Housing in Russia reflects the country's history, geography and traditions. According to Russian Public Opinion Research Center 65 percent of Russians live in apartments, 31 percent in a private house and 4 percent in dormitories. The share of Russians who own an apartment or a house is relatively high and amounts to about 54 percent. About 11 percent reside in a rented apartment or house. The rest live with their relatives or friends.

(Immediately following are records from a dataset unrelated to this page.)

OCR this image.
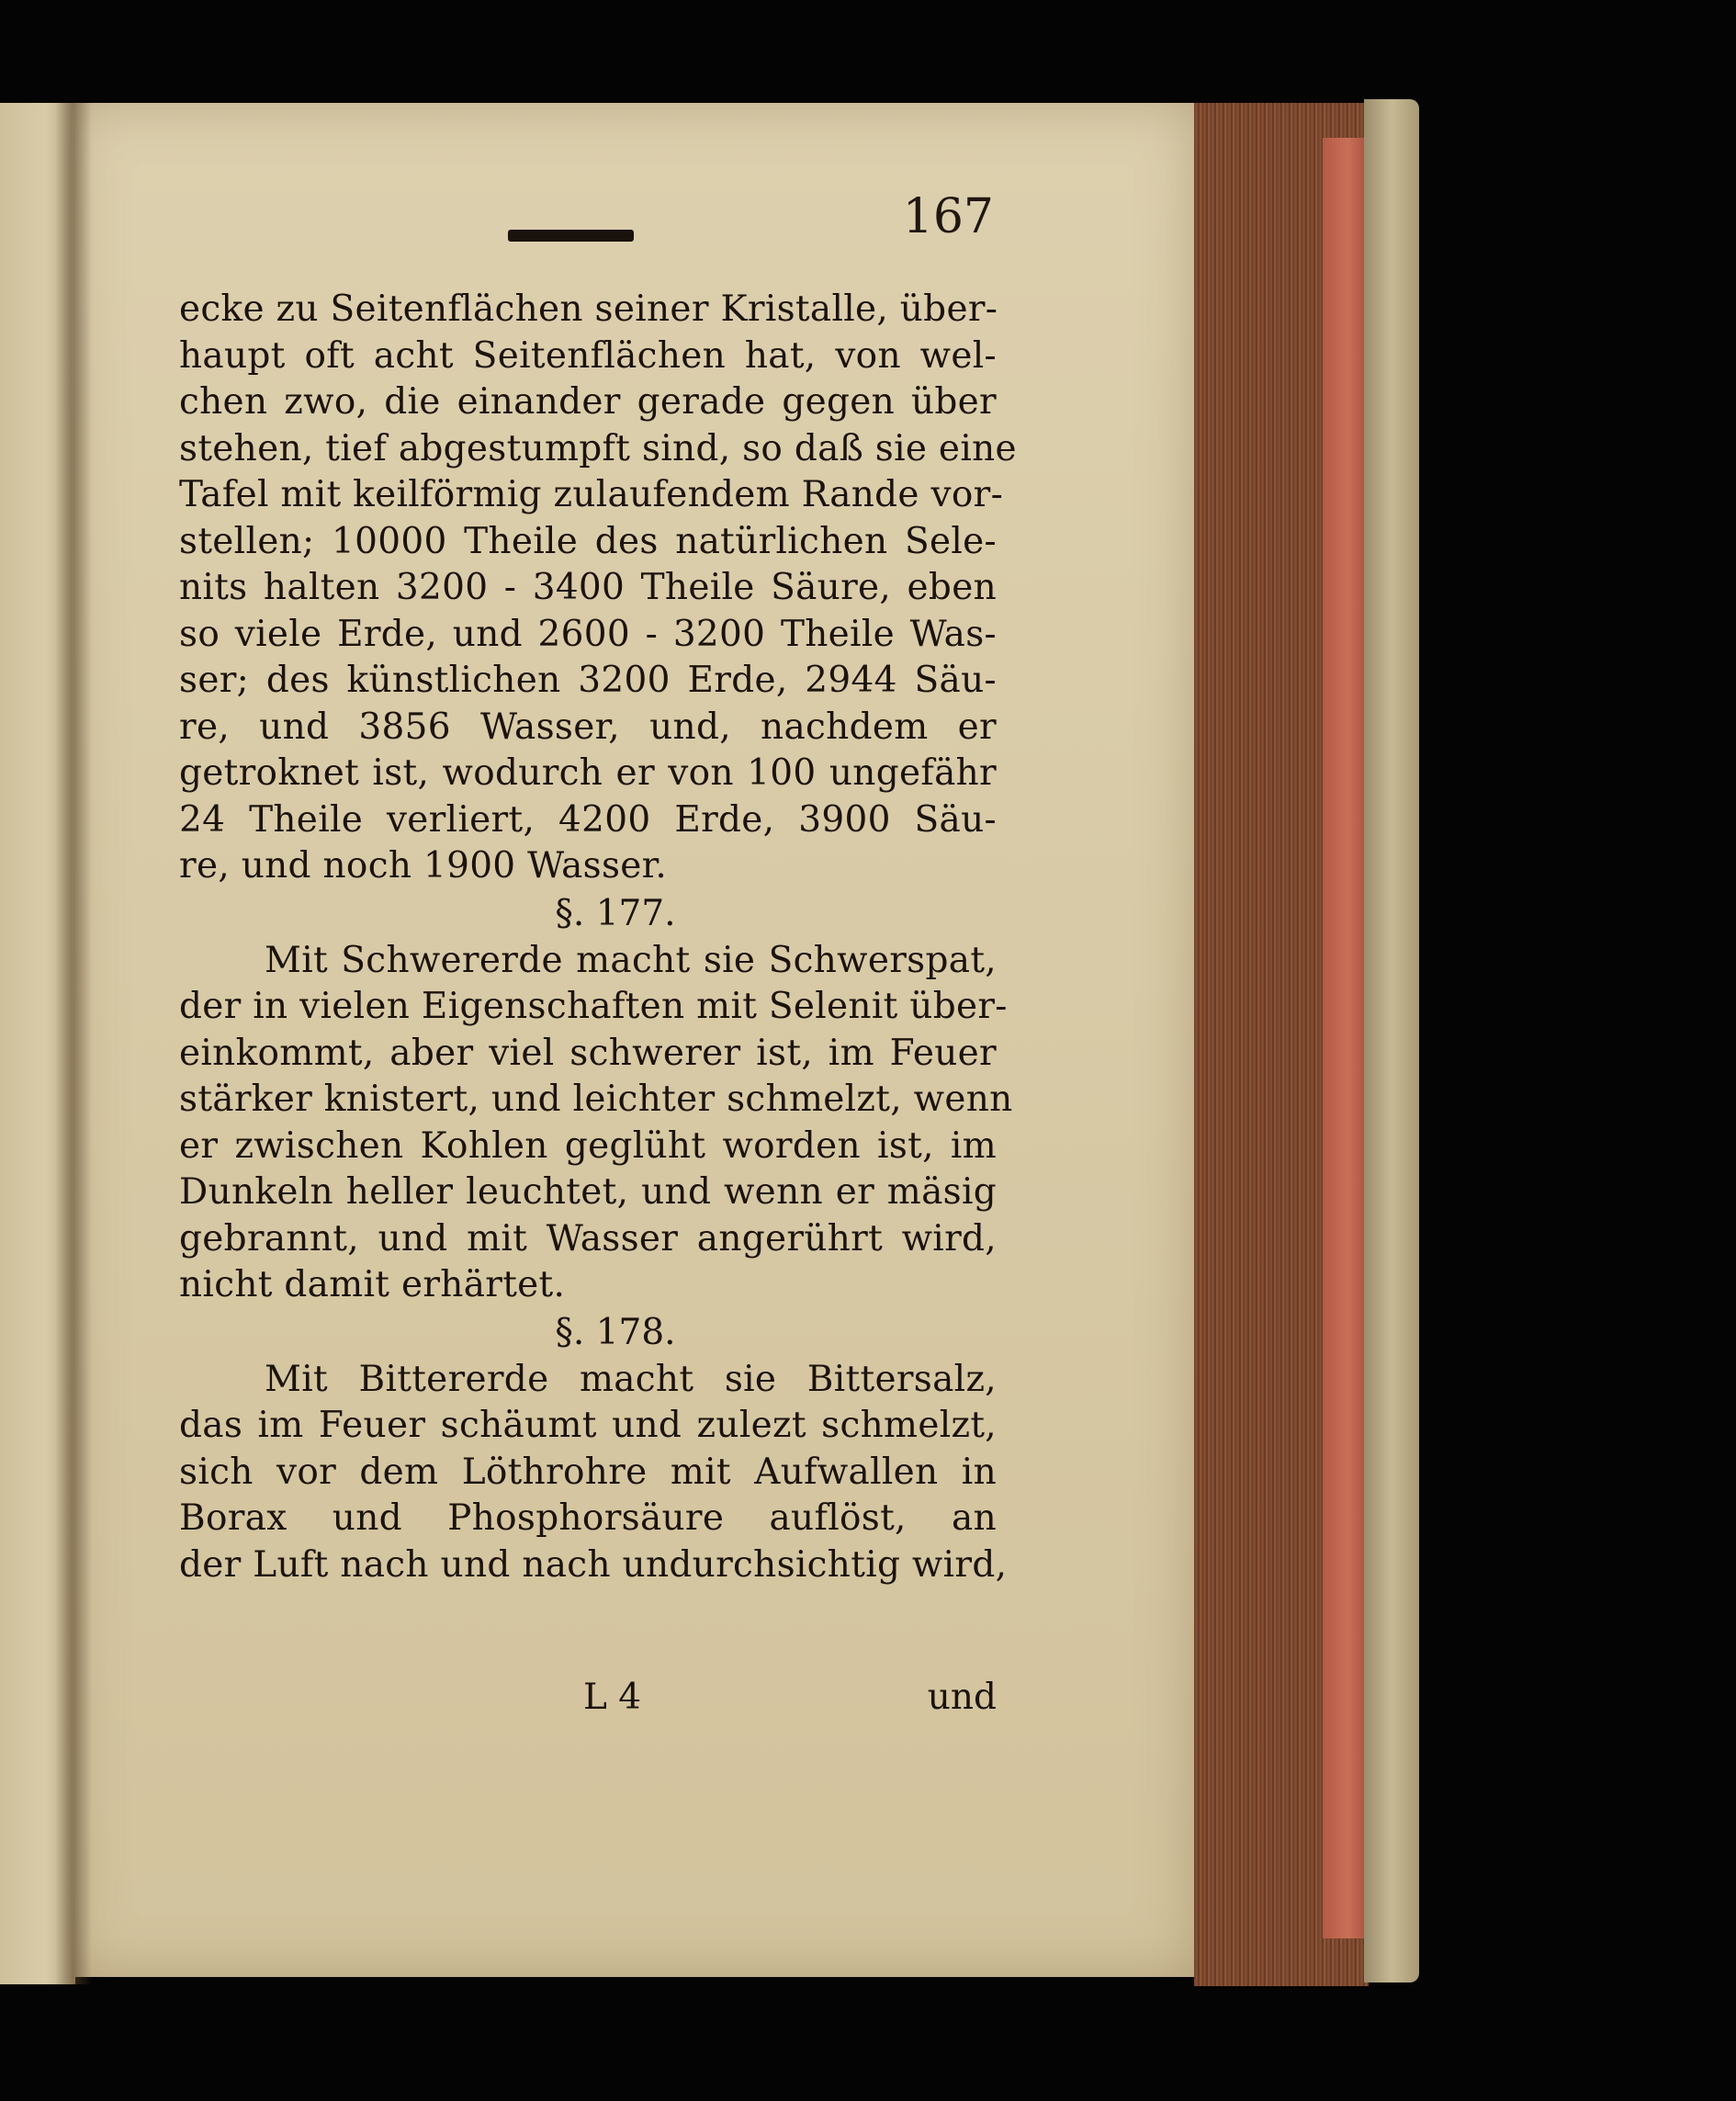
167
ecke zu Seitenflächen seiner Kristalle, über-
haupt oft acht Seitenflächen hat, von wel-
chen zwo, die einander gerade gegen über
stehen, tief abgestumpft sind, so daß sie eine
Tafel mit keilförmig zulaufendem Rande vor-
stellen; 10000 Theile des natürlichen Sele-
nits halten 3200 - 3400 Theile Säure, eben
so viele Erde, und 2600 - 3200 Theile Was-
ser; des künstlichen 3200 Erde, 2944 Säu-
re, und 3856 Wasser, und, nachdem er
getroknet ist, wodurch er von 100 ungefähr
24 Theile verliert, 4200 Erde, 3900 Säu-
re, und noch 1900 Wasser.
§. 177.
Mit Schwererde macht sie Schwerspat,
der in vielen Eigenschaften mit Selenit über-
einkommt, aber viel schwerer ist, im Feuer
stärker knistert, und leichter schmelzt, wenn
er zwischen Kohlen geglüht worden ist, im
Dunkeln heller leuchtet, und wenn er mäsig
gebrannt, und mit Wasser angerührt wird,
nicht damit erhärtet.
§. 178.
Mit Bittererde macht sie Bittersalz,
das im Feuer schäumt und zulezt schmelzt,
sich vor dem Löthrohre mit Aufwallen in
Borax und Phosphorsäure auflöst, an
der Luft nach und nach undurchsichtig wird,
L 4	und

There are several major types of apartment blocks common in Russia. A Khrushchyovka is probably the most popular type. Usually it is a 4 or 5-storied concrete-paneled or brick apartment building with notoriously small apartments, extensively constructed in the 1960s and 1970s to solve the housing problem. Stalin-era buildings (Stalinka) from 1930s - 1950s are usually larger and more comfortable, however many of them require major renovation. One more type of apartment blocks is Brezhnevka built mostly in the 1970s and 1980s. Apartments there are a bit larger, and the buildings themselves are 9-16 stories high.  
Finally, the housing boom in 2000s led to wide-scale construction of new apartment buildings from economy to premium class based both on improved Soviet projects and new original decisions.

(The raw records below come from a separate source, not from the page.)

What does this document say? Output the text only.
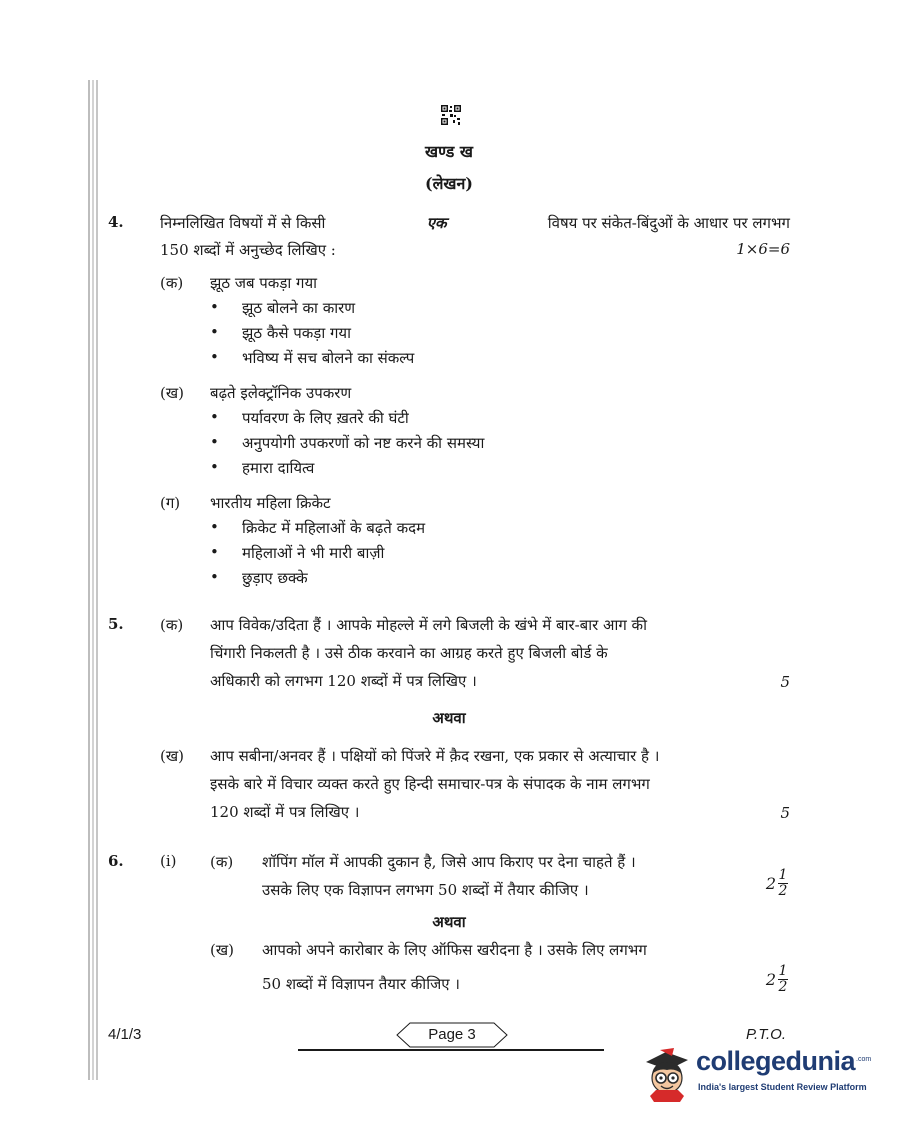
खण्ड ख
(लेखन)
4. निम्नलिखित विषयों में से किसी	एक	विषय पर संकेत-बिंदुओं के आधार पर लगभग
150 शब्दों में अनुच्छेद लिखिए :	1×6=6
(क) झूठ जब पकड़ा गया
• झूठ बोलने का कारण
• झूठ कैसे पकड़ा गया
• भविष्य में सच बोलने का संकल्प
(ख) बढ़ते इलेक्ट्रॉनिक उपकरण
• पर्यावरण के लिए ख़तरे की घंटी
• अनुपयोगी उपकरणों को नष्ट करने की समस्या
• हमारा दायित्व
(ग) भारतीय महिला क्रिकेट
• क्रिकेट में महिलाओं के बढ़ते कदम
• महिलाओं ने भी मारी बाज़ी
• छुड़ाए छक्के
5. (क) आप विवेक/उदिता हैं । आपके मोहल्ले में लगे बिजली के खंभे में बार-बार आग की
चिंगारी निकलती है । उसे ठीक करवाने का आग्रह करते हुए बिजली बोर्ड के
अधिकारी को लगभग 120 शब्दों में पत्र लिखिए ।	5
अथवा
(ख) आप सबीना/अनवर हैं । पक्षियों को पिंजरे में क़ैद रखना, एक प्रकार से अत्याचार है ।
इसके बारे में विचार व्यक्त करते हुए हिन्दी समाचार-पत्र के संपादक के नाम लगभग
120 शब्दों में पत्र लिखिए ।	5
6. (i) (क) शॉपिंग मॉल में आपकी दुकान है, जिसे आप किराए पर देना चाहते हैं ।
उसके लिए एक विज्ञापन लगभग 50 शब्दों में तैयार कीजिए ।	2 1
2
अथवा
(ख) आपको अपने कारोबार के लिए ऑफिस खरीदना है । उसके लिए लगभग
50 शब्दों में विज्ञापन तैयार कीजिए ।	2 1
2
4/1/3	Page 3	P.T.O.
collegedunia .com
India's largest Student Review Platform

A typical Russian apartment includes a kitchen, a lavatory, sometimes a balcony and from one to three rooms. Unlike many other countries, when Russian people describe an apartment, they count all rooms, not just bedrooms. It's a common practice to have only one lavatory in the apartment, though modern apartments may have more lavatories and rooms.

Private housing boom began in the 1990s and is still going on. Most private houses are built in the suburbs of large cities. Obtaining a building permit is quite easy and the building regulations for private houses are quite liberal. The house must not be higher than 20 meters and must not have more than 3 floors. It should be located at least 5 meters from the plot border. Brick houses are more common in central and southern regions while wooden houses dominate in the north. 

As of 2019, an average price for one square meter in a new apartment amounted to 64 thousand rubles.

The Human Rights Measurement Initiative finds that Russia is fulfilling 71.7% of what they should be fulfilling for the right to housing, based on their level of income.